Ben Bernanke's Judy Garland Impersonation

by Gary North

“Somewhere, over the rainbow, way up high.”

Federal Reserve Board chairman Ben Bernanke delivered a speech on April 13 on “Rethinking Finance.” It certainly needs to be rethought at the highest levels. Unfortunately, Dr. Bernanke has not yet begun the process. Thinking, yes. Not rethinking.

He ended his speech with this:

The financial crisis of 2007-09 was difficult to anticipate for two reasons: First, financial panics, being to a significant extent self-fulfilling crises of confidence, are inherently difficult to foresee.

This is wrong on two counts. First, in a free market, there are no self-fulfilling prophecies. That is because of the widespread distribution of knowledge.
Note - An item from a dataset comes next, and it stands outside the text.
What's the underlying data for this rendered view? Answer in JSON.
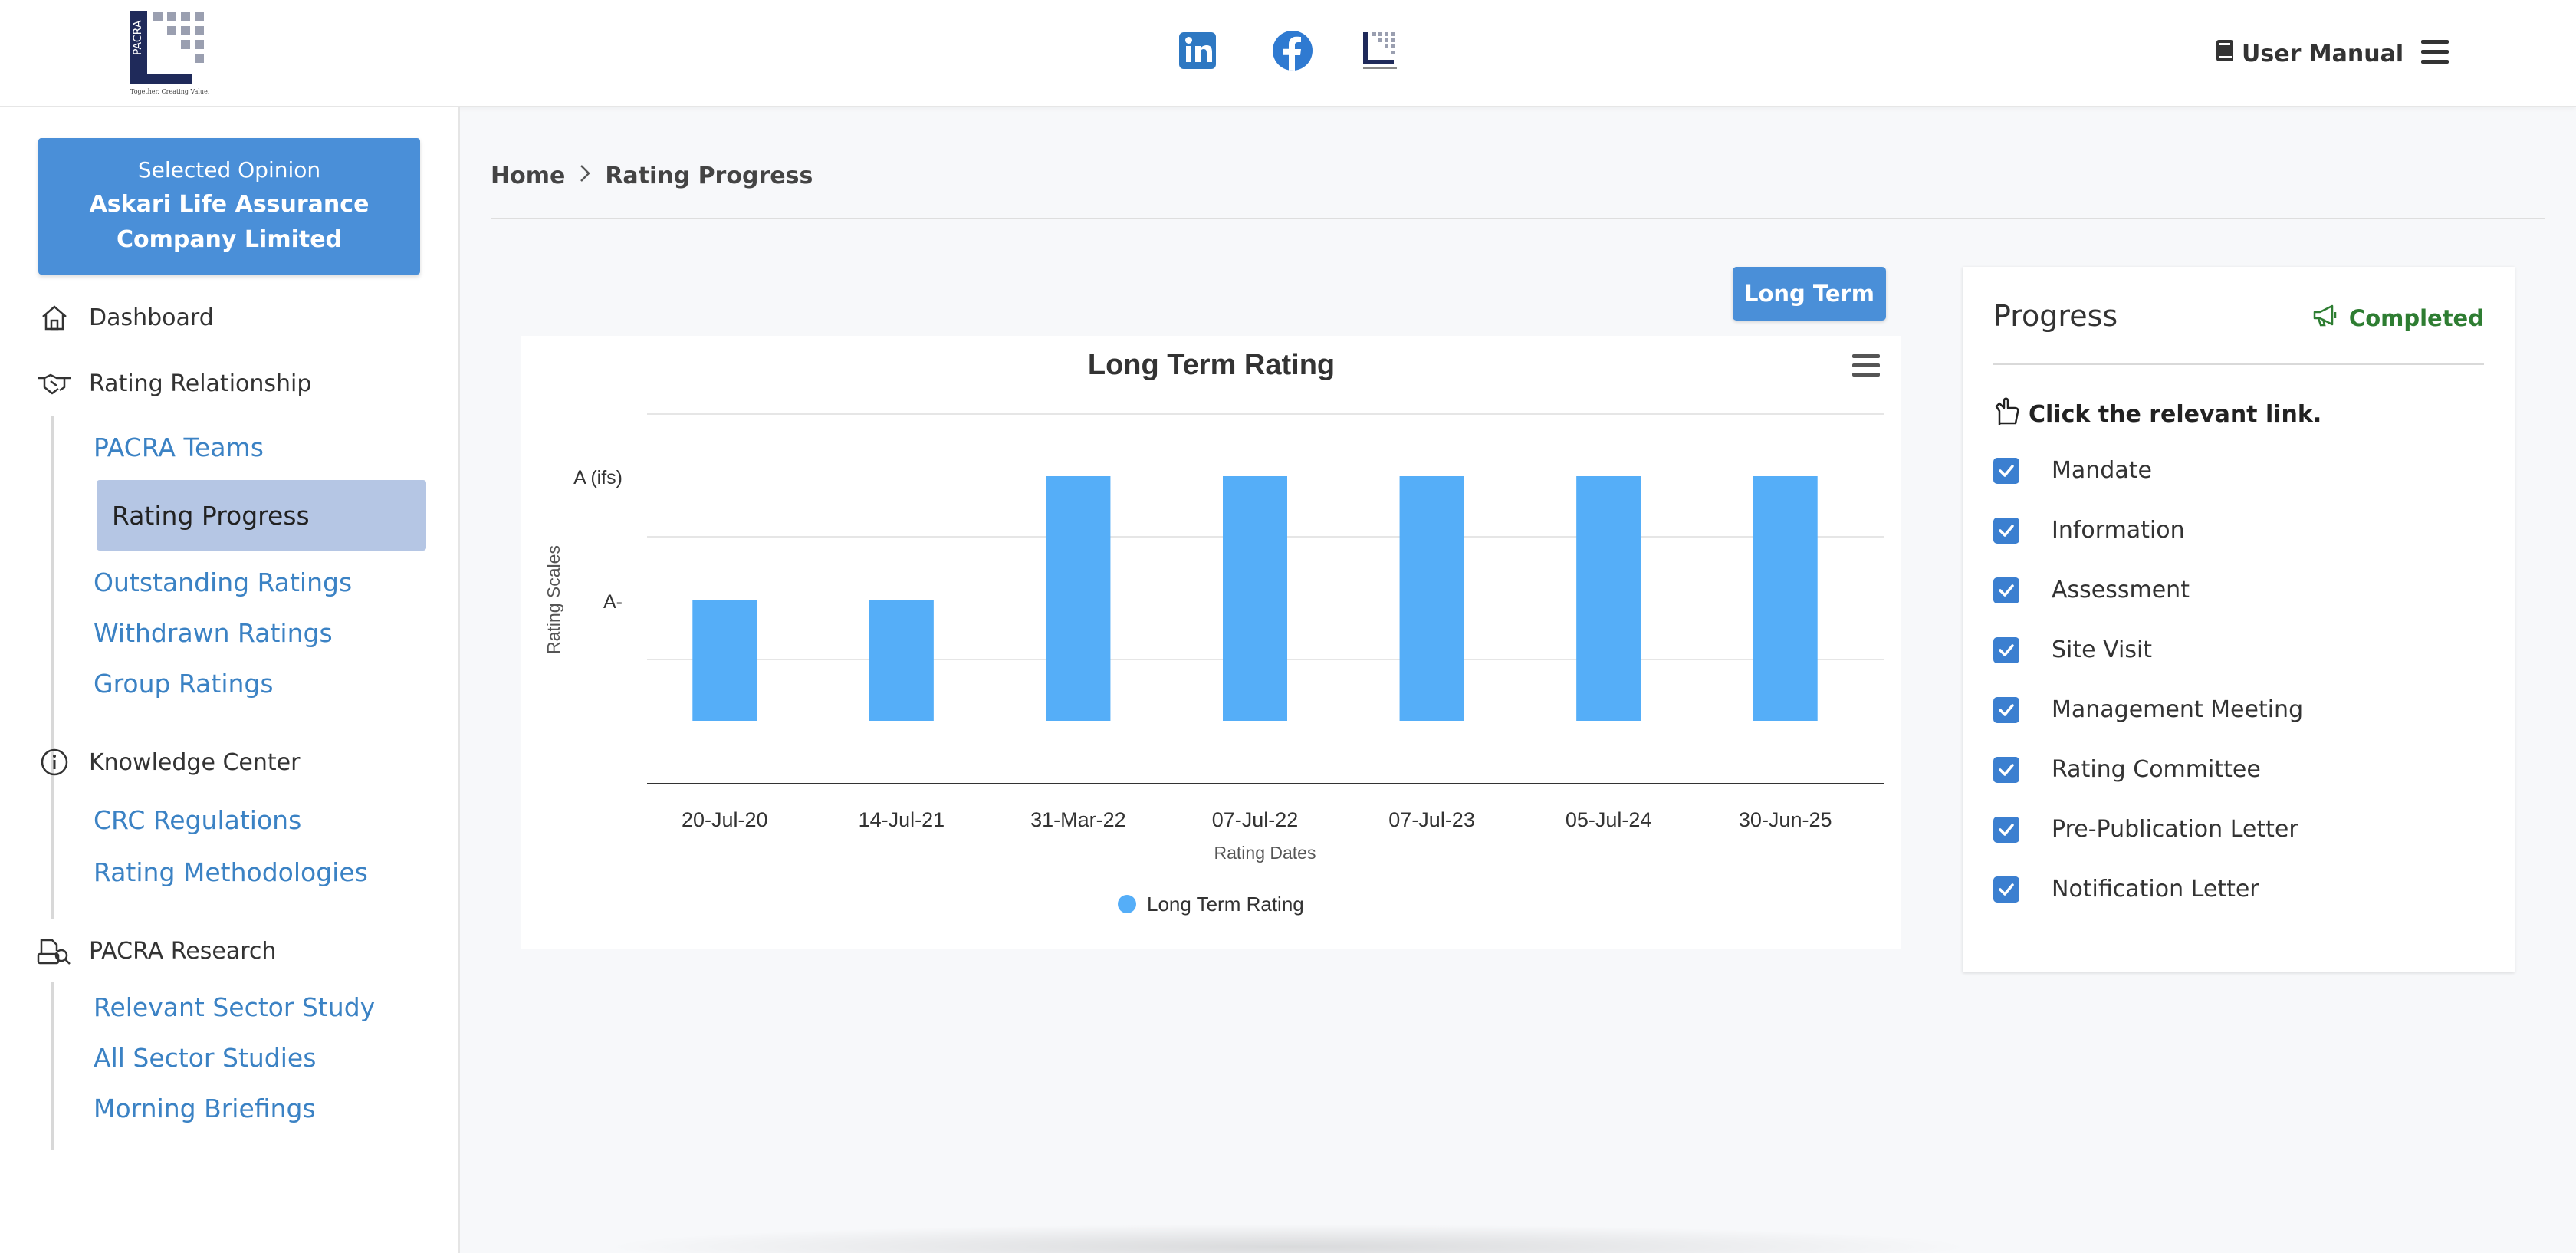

A self-fulfilling prophecy is said to take place because lots of people expect it to happen. But why would lots of people expect it to happen? Because (1) there is something fundamental taking place and (2) people share the same economic theory.

Then why is there ever a panic? The free market pits buyers against buyers and sellers against sellers. Why wouldn't those with the best information sell the assets over time, as accurate information spreads? Why is there a panic? Why don't prices come down in a more steady, orderly way? If someone issues a prophecy, it is not widely believed at first. It takes time for people to believe.

They believe it because it explains events in terms of a framework. They draw conclusions. They slowly come to the same conclusions. A panic takes place when the vast majority of investors put their money in the wrong investments. Overnight, the investments turn out to be ill-conceived. The economist should ask this: Why did almost everyone make the same bad investments? The normal process of competition precludes such widespread, simultaneous errors.

Bernanke asked this. His answer self-fulfilling prophesies. He did not ask the more fundamental question: How is it that these self-fulfilling negative prophesies work their black magic against the interests of the vast number of market participants?